Dal 1986 al 1989 ho scalato in stile alpino sul Gasherbrum II, sul Dhaulagiri in inverno e su una nuova via sulla parete sud dello Shisha Pangma, con Andrej Stremfelj. La cresta nord-est dell’Everest senza ossigeno è stata un’altra buona prova per i miei limiti di alta quota. Ma le Ande peruviane sono state il luogo in cui ho affinato davvero il mio stile preferito: salire semplicemente in cima, il più velocemente possibile, portando solo l’attrezzatura più essenziale e leggera. Le mie nuove vie su Huascarán, Chacraraju, Chopicalqui e Siula Grande hanno confermato che questo stile funziona anche su montagne serie. Se si può farlo sulle Ande, perché non anche sulla catena montuosa più alta?
Ho scelto la parete sud-ovest del Cho Oyu come luogo per questa sfida. La mia idea era quella di scalare in stile alpino, senza bivacchi, con una sola spinta, direttamente dalla base della parete, alta due chilometri, fino alla cima.

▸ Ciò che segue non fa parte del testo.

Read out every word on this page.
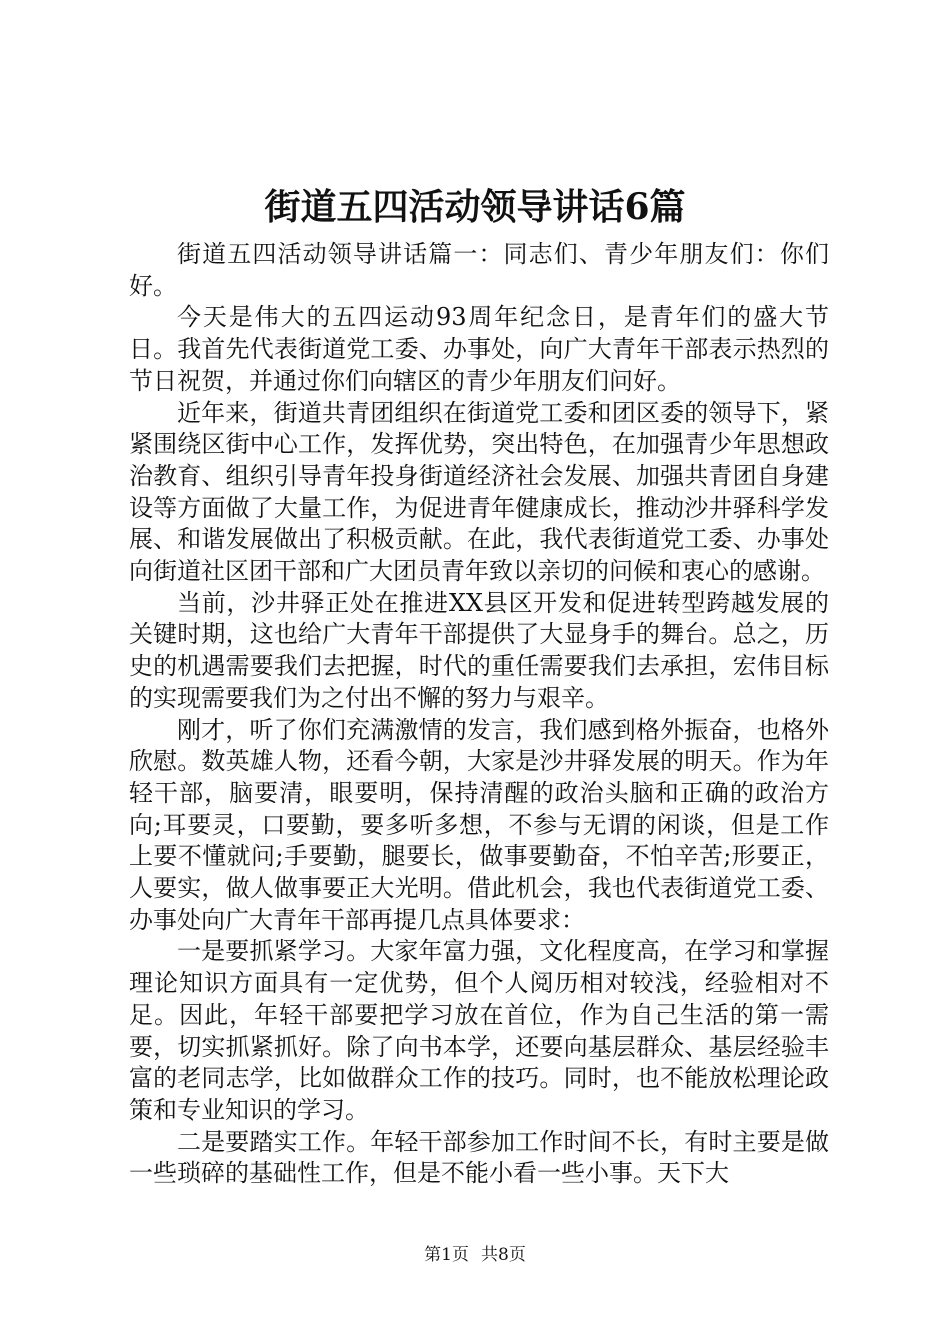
街道五四活动领导讲话6篇

街道五四活动领导讲话篇一：同志们、青少年朋友们：你们好。

今天是伟大的五四运动93周年纪念日，是青年们的盛大节日。我首先代表街道党工委、办事处，向广大青年干部表示热烈的节日祝贺，并通过你们向辖区的青少年朋友们问好。

近年来，街道共青团组织在街道党工委和团区委的领导下，紧紧围绕区街中心工作，发挥优势，突出特色，在加强青少年思想政治教育、组织引导青年投身街道经济社会发展、加强共青团自身建设等方面做了大量工作，为促进青年健康成长，推动沙井驿科学发展、和谐发展做出了积极贡献。在此，我代表街道党工委、办事处向街道社区团干部和广大团员青年致以亲切的问候和衷心的感谢。

当前，沙井驿正处在推进XX县区开发和促进转型跨越发展的关键时期，这也给广大青年干部提供了大显身手的舞台。总之，历史的机遇需要我们去把握，时代的重任需要我们去承担，宏伟目标的实现需要我们为之付出不懈的努力与艰辛。

刚才，听了你们充满激情的发言，我们感到格外振奋，也格外欣慰。数英雄人物，还看今朝，大家是沙井驿发展的明天。作为年轻干部，脑要清，眼要明，保持清醒的政治头脑和正确的政治方向;耳要灵，口要勤，要多听多想，不参与无谓的闲谈，但是工作上要不懂就问;手要勤，腿要长，做事要勤奋，不怕辛苦;形要正，人要实，做人做事要正大光明。借此机会，我也代表街道党工委、办事处向广大青年干部再提几点具体要求：

一是要抓紧学习。大家年富力强，文化程度高，在学习和掌握理论知识方面具有一定优势，但个人阅历相对较浅，经验相对不足。因此，年轻干部要把学习放在首位，作为自己生活的第一需要，切实抓紧抓好。除了向书本学，还要向基层群众、基层经验丰富的老同志学，比如做群众工作的技巧。同时，也不能放松理论政策和专业知识的学习。

二是要踏实工作。年轻干部参加工作时间不长，有时主要是做一些琐碎的基础性工作，但是不能小看一些小事。天下大

第1页 共8页
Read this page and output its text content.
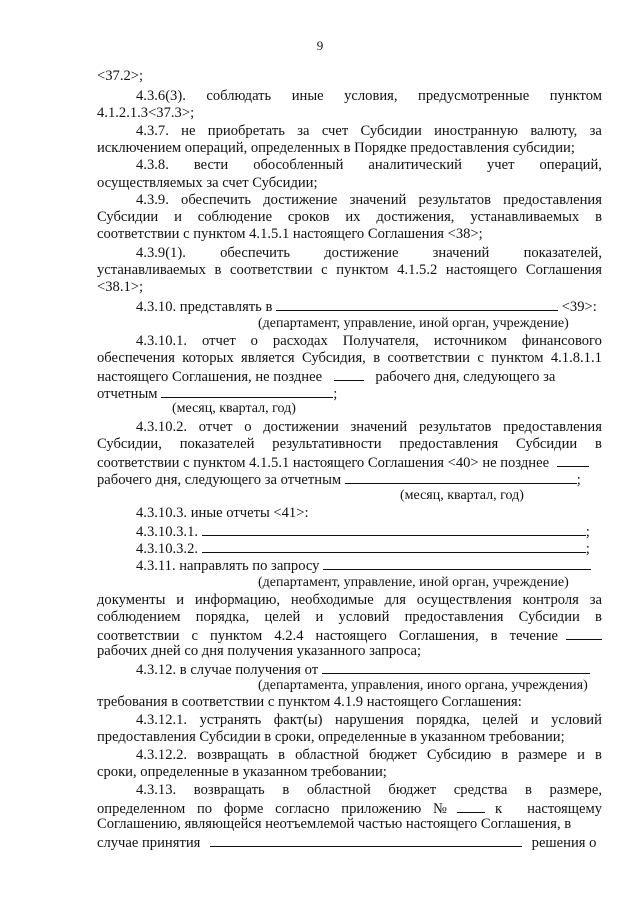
9
<37.2>;
4.3.6(3). соблюдать иные условия, предусмотренные пунктом
4.1.2.1.3<37.3>;
4.3.7. не приобретать за счет Субсидии иностранную валюту, за
исключением операций, определенных в Порядке предоставления субсидии;
4.3.8. вести обособленный аналитический учет операций,
осуществляемых за счет Субсидии;
4.3.9. обеспечить достижение значений результатов предоставления
Субсидии и соблюдение сроков их достижения, устанавливаемых в
соответствии с пунктом 4.1.5.1 настоящего Соглашения <38>;
4.3.9(1). обеспечить достижение значений показателей,
устанавливаемых в соответствии с пунктом 4.1.5.2 настоящего Соглашения
<38.1>;
4.3.10. представлять в	<39>:
(департамент, управление, иной орган, учреждение)
4.3.10.1. отчет о расходах Получателя, источником финансового
обеспечения которых является Субсидия, в соответствии с пунктом 4.1.8.1.1
настоящего Соглашения, не позднее	рабочего дня, следующего за
отчетным	;
(месяц, квартал, год)
4.3.10.2. отчет о достижении значений результатов предоставления
Субсидии, показателей результативности предоставления Субсидии в
соответствии с пунктом 4.1.5.1 настоящего Соглашения <40> не позднее
рабочего дня, следующего за отчетным	;
(месяц, квартал, год)
4.3.10.3. иные отчеты <41>:
4.3.10.3.1.	;
4.3.10.3.2.	;
4.3.11. направлять по запросу
(департамент, управление, иной орган, учреждение)
документы и информацию, необходимые для осуществления контроля за
соблюдением порядка, целей и условий предоставления Субсидии в
соответствии с пунктом 4.2.4 настоящего Соглашения, в течение
рабочих дней со дня получения указанного запроса;
4.3.12. в случае получения от
(департамента, управления, иного органа, учреждения)
требования в соответствии с пунктом 4.1.9 настоящего Соглашения:
4.3.12.1. устранять факт(ы) нарушения порядка, целей и условий
предоставления Субсидии в сроки, определенные в указанном требовании;
4.3.12.2. возвращать в областной бюджет Субсидию в размере и в
сроки, определенные в указанном требовании;
4.3.13. возвращать в областной бюджет средства в размере,
определенном по форме согласно приложению №	к настоящему
Соглашению, являющейся неотъемлемой частью настоящего Соглашения, в
случае принятия	решения о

All’inizio è andato tutto bene. Ma subito dopo aver lasciato Kathmandu ed essere entrati in Tibet, i problemi di salute hanno ridotto il nostro gruppo di due membri. Sull’altopiano tibetano, i sintomi di polmonite o edema polmonare devono essere presi molto sul serio. Rimanevano quindi solo sei di noi: il capo della spedizione Uroš Samec, giovane ma già esperto alla guida di spedizioni in Himalaya; il compagno di squadra senior Emil Tratnik, membro dell’epica scalata di nove giorni della parete sud del Dhaulagiri nel 1981; suo figlio Aljaž, promettente alpinista della nuova generazione; Marjan Kovac, mio abituale compagno di scalata sulle Ande; e Peter Poljanec di Tolmin, un altro giovane promettente alpinista.

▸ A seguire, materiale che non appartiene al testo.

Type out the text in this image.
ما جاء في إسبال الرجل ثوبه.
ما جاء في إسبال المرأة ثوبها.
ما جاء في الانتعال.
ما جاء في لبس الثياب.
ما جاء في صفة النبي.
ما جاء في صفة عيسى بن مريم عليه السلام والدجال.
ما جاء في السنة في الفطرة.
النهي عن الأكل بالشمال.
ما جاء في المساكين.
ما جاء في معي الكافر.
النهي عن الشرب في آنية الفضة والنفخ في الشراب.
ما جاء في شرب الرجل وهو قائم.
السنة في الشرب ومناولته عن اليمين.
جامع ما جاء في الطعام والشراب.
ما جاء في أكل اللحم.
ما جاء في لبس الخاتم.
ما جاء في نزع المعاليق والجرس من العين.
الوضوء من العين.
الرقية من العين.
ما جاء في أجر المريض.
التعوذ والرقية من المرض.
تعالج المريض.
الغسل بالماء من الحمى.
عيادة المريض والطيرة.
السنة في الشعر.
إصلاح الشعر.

Quando siamo arrivati al campo base, la maggior parte delle altre spedizioni avevano già iniziato a lavorare sulla montagna. All’inizio sembrava che non ci fosse più spazio per piantare la nostra tenda. Quando finalmente abbiamo trovato un piccolo spazio aperto e abbiamo iniziato a scaricare la nostra attrezzatura dagli yak, la guida del campo vicino ha gridato: “Allontanati da lì, quel posto è riservato alla spedizione di mio fratello!” Davvero un bel benvenuto. Decidemmo di restare e al nostro sgradevole vicino non restò altro che ignorarci.
Ci siamo acclimatati sulla via normale, piantando una tenda al Campo 1 a 6300 metri e un’altra al Campo 2 a 7000 metri. Anche in questo caso lo spazio era appena sufficiente. Molte persone usavano già l’ossigeno a 7000; alcuni di loro hanno avuto problemi nell’uso di ramponi e piccozze. Alcune spedizioni hanno organizzato corsi di arrampicata al campo base per preparare i loro clienti all’”avventura della loro vita”. Era ancora l’Himalaya che conoscevo? La risposta è arrivata presto.
La mattina del 30 settembre è stata come le altre mattine al campo base, tranne per il fatto che siamo stati svegliati da colpi di arma da fuoco. La sera prima avevamo giocato a carte fino a tardi e non avevo nessuna voglia di alzarmi. Ma la sparatoria continuava. Cosa poteva essere? Cacciatori? Un’esercitazione militare? Non riuscivo a pensare a nient’altro. Uscii velocemente dalla tenda e qualcosa attirò immediatamente la mia attenzione. Una lunga e un po’ interrotta fila di persone attraversava il ghiacciaio nella nitida luce del mattino; da dove mi trovavo sembravano puntini neri nella neve scintillante. Non era insolito: pochi giorni fa avevamo notato persone che attraversavano il Nangpa La, un percorso tradizionale per commercianti e rifugiati tibetani diretti in Nepal. Ma ora la linea era più lunga di quanto non l’avessimo mai vista.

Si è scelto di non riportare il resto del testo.